Abstrakt können Sinn und Aufgaben der anwaltlichen Tätigkeit wie folgt aufgegliedert werden:

Rechtsgestaltung (Kompliziertere, aber für die Wirtschaft bedeutende Rechtsgeschäfte würden ohne anwaltliche Hilfe in der Vertragsgestaltung oftmals unterlassen werden. Umstritten ist hingegen die Einbeziehung von Anwälten durch Ministerien für die Erarbeitung von Gesetzentwürfen)
Rechtssuchende über Ansprüche und Gegenansprüche aufzuklären und Beweise zu sichern
außergerichtliche Durchsetzung von Ansprüchen (durch anwaltliche Aufforderungsschreiben, Vertragsstrafen). Vertragsstrafen und die Kostentragungspflicht des Anspruchgegners leisten dabei auch einen Beitrag zur Prävention vor zukünftigen Rechtsverstößen
Entlastung der Justiz durch Abraten von der Klageerhebung bei mangelnder Erfolgsaussicht (Filterfunktion für die Gerichte), außergerichtliche Streitbeilegung durch Abschluss von außergerichtlichen Vergleichen (damit auch zum Rechtsfrieden beizutragen), Mediation (in diesen Fällen wird der Anwalt als Mediator und nicht als Vertreter einer Partei tätig)
Verfahrenshilfe für die Prozesse vor den Gerichten zu leisten (Sachverhaltsklärung und Ordnen der Darlegungen, Rechtsausführungen)
Kontrolle der Rechtsprechung unterer Instanzen auf Rechtmäßigkeit, ggf. mit der Folge Rechtsmittel einzulegen
Prozesshandlungen vorzunehmen (zum Beispiel: Einreden zu erheben, Vergleiche abzuschließen, Rechtsmittel einzulegen)

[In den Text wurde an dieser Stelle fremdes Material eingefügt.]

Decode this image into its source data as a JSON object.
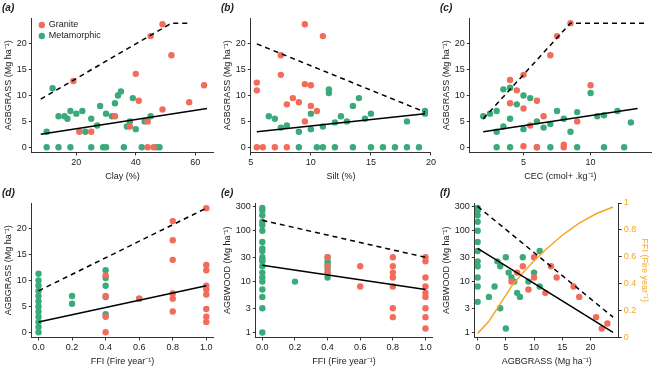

durch Mitarbeit in den berufsständischen Organisationen, Beiträge in Fachzeitschriften oder Kommentaren zur Fortbildung der Rechtsauslegung, insbesondere der Rechtsprechung, und zur Gesetzgebung beizutragen.
Nach groben Schätzungen besteht die anwaltliche Arbeit an Mandaten zu mindestens 80 % aus Sachverhaltsaufklärung und zu 20 % aus daran anschließender Rechtsanwendung.
Sowohl im Arbeitsrecht, wie auch im Zivilrecht werden Prozesse in der Regel schriftlich bearbeitet. Daher kommen den anwaltlichen Schriftsätzen erhebliche Bedeutung zu.